The team behind the research says that from what they’ve been able to see, this effort represents the first examination of how MapReduce workloads interact with the storage layer.
To get the lay of the storage land, they monitored two Hadoop clusters over six months: the 4100+ node PROD cluster, whose jobs run at regular intervals (daily, weekly, etc.) and the 1900+ node R&D cluster, which focuses on research and development: testing jobs for future use on the PROD.
Determining popularity, according to the study, is remarkably difficult. The amount of files is changing constantly as files are added and deleted. As such, dividing a particular file or a group of files’ access by the amount of the files in the namespace produces numbers that are of little mathematical value.
Instead, they flipped the question, asking how many files rarely get queried. According to the report, “80 − 90% of the files are accessed no more than 10 times during the full 6-month period.” There exist so many unpopular files due to the large amount of files that get accessed and then deleted, termed ‘short-lived files’ by the report.
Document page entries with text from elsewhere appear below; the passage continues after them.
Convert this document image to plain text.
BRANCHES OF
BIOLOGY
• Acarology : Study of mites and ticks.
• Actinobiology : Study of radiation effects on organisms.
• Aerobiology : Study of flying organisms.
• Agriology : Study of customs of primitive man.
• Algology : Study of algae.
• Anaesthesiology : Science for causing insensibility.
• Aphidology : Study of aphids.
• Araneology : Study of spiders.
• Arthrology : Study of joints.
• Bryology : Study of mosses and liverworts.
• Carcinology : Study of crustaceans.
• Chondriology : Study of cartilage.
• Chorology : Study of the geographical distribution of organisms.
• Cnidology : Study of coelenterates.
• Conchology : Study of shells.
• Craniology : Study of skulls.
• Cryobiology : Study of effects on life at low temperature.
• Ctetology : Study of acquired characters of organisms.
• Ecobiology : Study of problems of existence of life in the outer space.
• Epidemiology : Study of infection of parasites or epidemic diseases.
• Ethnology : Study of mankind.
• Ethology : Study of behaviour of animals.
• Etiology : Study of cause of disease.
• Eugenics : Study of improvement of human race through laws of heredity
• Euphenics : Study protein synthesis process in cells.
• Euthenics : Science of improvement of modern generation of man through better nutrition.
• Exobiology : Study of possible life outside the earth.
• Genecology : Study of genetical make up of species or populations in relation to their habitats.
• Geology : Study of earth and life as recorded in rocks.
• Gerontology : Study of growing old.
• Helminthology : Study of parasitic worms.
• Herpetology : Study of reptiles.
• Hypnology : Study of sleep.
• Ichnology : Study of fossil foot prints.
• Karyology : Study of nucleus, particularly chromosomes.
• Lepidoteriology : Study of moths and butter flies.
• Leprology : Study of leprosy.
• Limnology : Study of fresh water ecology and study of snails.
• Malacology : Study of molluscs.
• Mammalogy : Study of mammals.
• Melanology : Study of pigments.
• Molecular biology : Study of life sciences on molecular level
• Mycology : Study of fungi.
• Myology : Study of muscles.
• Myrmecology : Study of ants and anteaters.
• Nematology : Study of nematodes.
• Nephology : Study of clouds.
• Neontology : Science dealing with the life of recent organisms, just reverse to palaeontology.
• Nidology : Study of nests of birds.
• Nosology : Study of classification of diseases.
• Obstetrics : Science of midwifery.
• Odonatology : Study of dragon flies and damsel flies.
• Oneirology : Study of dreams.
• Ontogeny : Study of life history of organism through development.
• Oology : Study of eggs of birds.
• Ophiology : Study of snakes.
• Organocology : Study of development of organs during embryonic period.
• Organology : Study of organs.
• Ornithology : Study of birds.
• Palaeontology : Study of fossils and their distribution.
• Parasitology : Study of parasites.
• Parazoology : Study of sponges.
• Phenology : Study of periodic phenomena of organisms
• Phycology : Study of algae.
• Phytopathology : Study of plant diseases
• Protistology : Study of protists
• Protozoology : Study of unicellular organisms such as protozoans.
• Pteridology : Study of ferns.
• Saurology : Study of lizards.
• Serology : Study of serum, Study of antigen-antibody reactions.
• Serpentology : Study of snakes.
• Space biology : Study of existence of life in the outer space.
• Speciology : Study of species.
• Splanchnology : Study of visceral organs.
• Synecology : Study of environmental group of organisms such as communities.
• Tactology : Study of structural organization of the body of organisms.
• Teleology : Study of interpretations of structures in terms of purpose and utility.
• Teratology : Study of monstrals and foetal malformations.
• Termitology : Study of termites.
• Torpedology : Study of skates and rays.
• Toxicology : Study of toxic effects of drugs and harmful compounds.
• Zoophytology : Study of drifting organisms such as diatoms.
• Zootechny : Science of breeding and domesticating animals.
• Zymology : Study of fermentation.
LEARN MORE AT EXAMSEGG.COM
The report also found that the vast majority of the files that were being accessed were relatively young. “What percentage of accesses target files that are at most one week old? The answer, is surprisingly close for both clusters: 90.31% (PROD) and 86.87% (R&D). To provide some perspective, a media server study found that the ﬁrst ﬁve weeks of a ﬁle’s existence account for 70 − 80% of their accesses.”
What is surprising about that closeness is that the R&D system may be expected to run its test jobs on older, less relevant data.
A remarkable amount of jobs (29-30%) used files that were less than two minutes old. However, the report suspects that has to do with the MapReduce job duration. “During the same 6-month period, 34.75% − 57.46% (PROD and R&D) of the successful jobs had a total running time of 1 minute or less (including the time waiting on the scheduler queue).”
Either way, this heavy reliance suggests that an emphasis on speed should be placed on the newer files in future designs. “Their high file churn and skewed access towards young files, among others, should be further studied and modeled to enable designers of next generation file systems to optimize their designs to best meet the requirements of these emerging workloads.”